This time last year I started work on a rather epic novel based on Greek mythology. Well, I started the research for it. Research, as it turns out, is really hard, and incredibly addictive.
Before I started I thought I knew a lot about mythology. And compared to Joe Bloggs I guess I did. I knew all the famous stories, I knew the culture, the geography, the writing of the time, and, thanks to a first year humanities class in Ancient Greek, I knew a little of the language.
But when I actually sat down to work on the book I realised how much I didn’t know. There was only so much that could be gleaned from story books and Wikipedia. So it was back to work for me. Books, papers, journals, stories, other people theses and discussions. I talked to historians and scholars and I exhausted every library within a fifty mile radius. And the result? Well, I didn’t know as much about Greek mythology as I thought I did.

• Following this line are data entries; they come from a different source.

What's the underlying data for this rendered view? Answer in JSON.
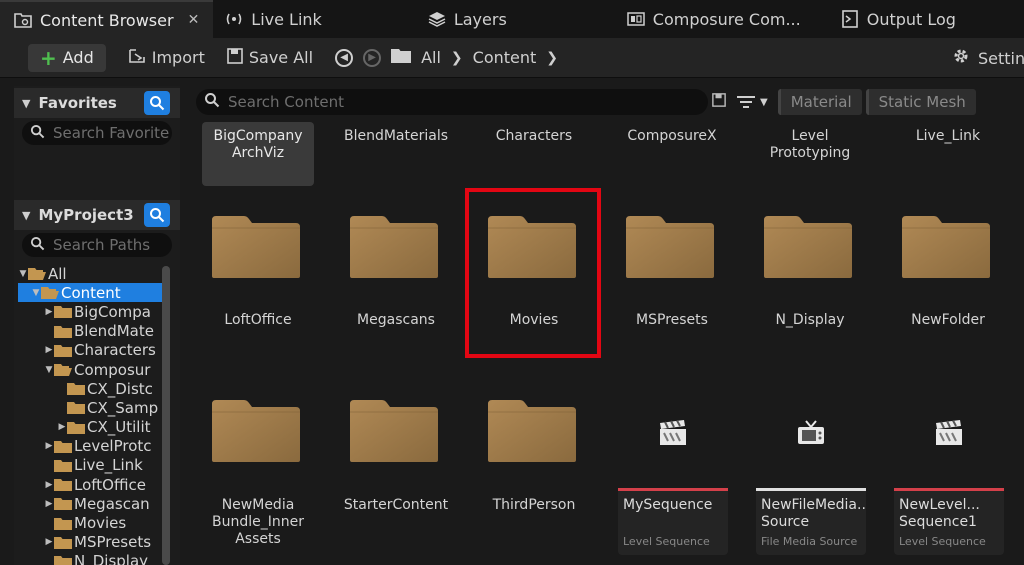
{
  "tabs": [
    {
      "label": "Content Browser",
      "active": true,
      "icon": "content-browser-icon"
    },
    {
      "label": "Live Link",
      "icon": "live-link-icon"
    },
    {
      "label": "Layers",
      "icon": "layers-icon"
    },
    {
      "label": "Composure Com...",
      "icon": "composure-icon"
    },
    {
      "label": "Output Log",
      "icon": "output-log-icon"
    }
  ],
  "toolbar": {
    "add_label": "Add",
    "import_label": "Import",
    "save_all_label": "Save All",
    "breadcrumb": [
      "All",
      "Content"
    ],
    "settings_label": "Settings"
  },
  "favorites": {
    "title": "Favorites",
    "search_placeholder": "Search Favorite"
  },
  "project": {
    "title": "MyProject3",
    "search_placeholder": "Search Paths"
  },
  "tree": [
    {
      "label": "All",
      "indent": 0,
      "expanded": true
    },
    {
      "label": "Content",
      "indent": 1,
      "expanded": true,
      "selected": true
    },
    {
      "label": "BigCompa",
      "indent": 2,
      "collapsed": true
    },
    {
      "label": "BlendMate",
      "indent": 2
    },
    {
      "label": "Characters",
      "indent": 2,
      "collapsed": true
    },
    {
      "label": "Composur",
      "indent": 2,
      "expanded": true
    },
    {
      "label": "CX_Distc",
      "indent": 3
    },
    {
      "label": "CX_Samp",
      "indent": 3
    },
    {
      "label": "CX_Utilit",
      "indent": 3,
      "collapsed": true
    },
    {
      "label": "LevelProtc",
      "indent": 2,
      "collapsed": true
    },
    {
      "label": "Live_Link",
      "indent": 2
    },
    {
      "label": "LoftOffice",
      "indent": 2,
      "collapsed": true
    },
    {
      "label": "Megascan",
      "indent": 2,
      "collapsed": true
    },
    {
      "label": "Movies",
      "indent": 2
    },
    {
      "label": "MSPresets",
      "indent": 2,
      "collapsed": true
    },
    {
      "label": "N_Display",
      "indent": 2
    }
  ],
  "content": {
    "search_placeholder": "Search Content",
    "filters": [
      "Material",
      "Static Mesh"
    ],
    "row1": [
      "BigCompany\nArchViz",
      "BlendMaterials",
      "Characters",
      "ComposureX",
      "Level\nPrototyping",
      "Live_Link"
    ],
    "row2": [
      "LoftOffice",
      "Megascans",
      "Movies",
      "MSPresets",
      "N_Display",
      "NewFolder"
    ],
    "row3_folders": [
      "NewMedia\nBundle_Inner\nAssets",
      "StarterContent",
      "ThirdPerson"
    ],
    "assets": [
      {
        "name": "MySequence",
        "type": "Level Sequence",
        "icon": "clapperboard-icon"
      },
      {
        "name": "NewFileMedia...\nSource",
        "type": "File Media Source",
        "icon": "tv-icon"
      },
      {
        "name": "NewLevel...\nSequence1",
        "type": "Level Sequence",
        "icon": "clapperboard-icon"
      }
    ]
  },
  "colors": {
    "accent": "#1f7fe0",
    "folder": "#a8834f",
    "highlight": "#e30613",
    "asset_bar": "#d4404a"
  }
}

In total I spent three months researching that book, making complicated diagrams and charts showing the complex relationships between humans and gods. I had a white board chronicling the Titanomancy and detailing the new world order. I had profiles of gods and demi-gods, and pictures I scanned from text books pinned to the walls and I taught my three year old daughter to recite Homer.
I immersed myself in the research to the extent that I got lost in it.

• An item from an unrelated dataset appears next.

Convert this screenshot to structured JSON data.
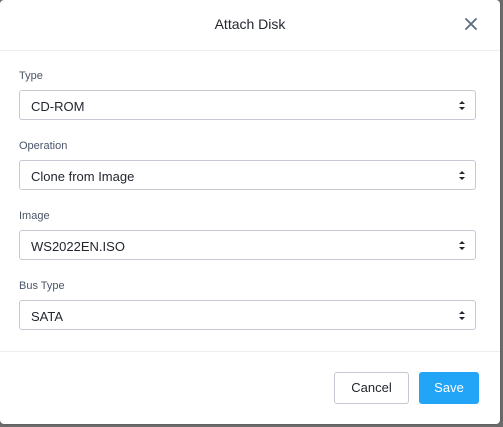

And that’s where I spent three months of my life, floundering lost in something. It got to the stage where I knew the history inside out, I could answer any question you could throw at me, I knew all about the food, the weather, the clothes, the poems, the stories and the people.
But I forgot what MY story was.
The dangers of research come to life. I knew from my university days how easy it is to get caught up in research, but I had never before lost track of my story through researching. But there I was, it was almost April and I didn’t know why I wanted to write the story in the first place.
I couldn’t face going into the study, where Post-It notes covered my computer screen and the desk was littered with books and paper. I just wanted to curl up on the sofa with a copy of the Daily Mail and forget all about the book.
I had managed to sicken myself off the book.
What it took in the end was a break of a couple of weeks, and a ruthless stripping down of the plot I wanted to cover. The problem with Greek mythology is that the stories overlap so much that my hero turned out to be in three places at once, and I was never actually sure how old he really was.
So I made a list of all the plot points that were essential to his story, and then I wrote them out in a list. All 124 of them.
Already I could see a problem. It was just so…jumbled.
Never mind, I thought, and I sat down with a pair of craft scissors and some determination. One plot point per piece of paper and a lot of Blu Tack. I remember sitting at my parents dining room table, having carried all of my notes there to escape my own house, and sticking the pieces of paper down in something that looked like a sensible order.
It took all afternoon, half a jar of coffee and a fair bit of crying before I had something that looked like a plot. I painstakingly copied the list out by hand and promptly photocopied it. I couldn’t bear the thought of losing the list and perhaps having to start again. My folks weren’t too pleased with the state of the table, but I didn’t care. I had my list, and that was all that mattered.
After that I was able to sit down and, over the course of the next two weeks, write the book. The reason I was able to write it so quickly at that stage was down to the fact that I had done the research and knew what I wanted to cover, and once I had my plot figured out, it grew legs of it’s own.
It’s now a year on and I’m looking at that draft and trying to convince myself that I want to rewrite it before I start on the next one, but I’m afraid that I’ve forgotten most of the research I did. It’s been wiped from my brain in a wave of PNDS (Post-novel stress syndrome) and the thought of coming back to it again makes me feel physically sick.
But back to it I must go. This time, however, I’m going to go lighter on the research in an effort to save what is left of my sanity.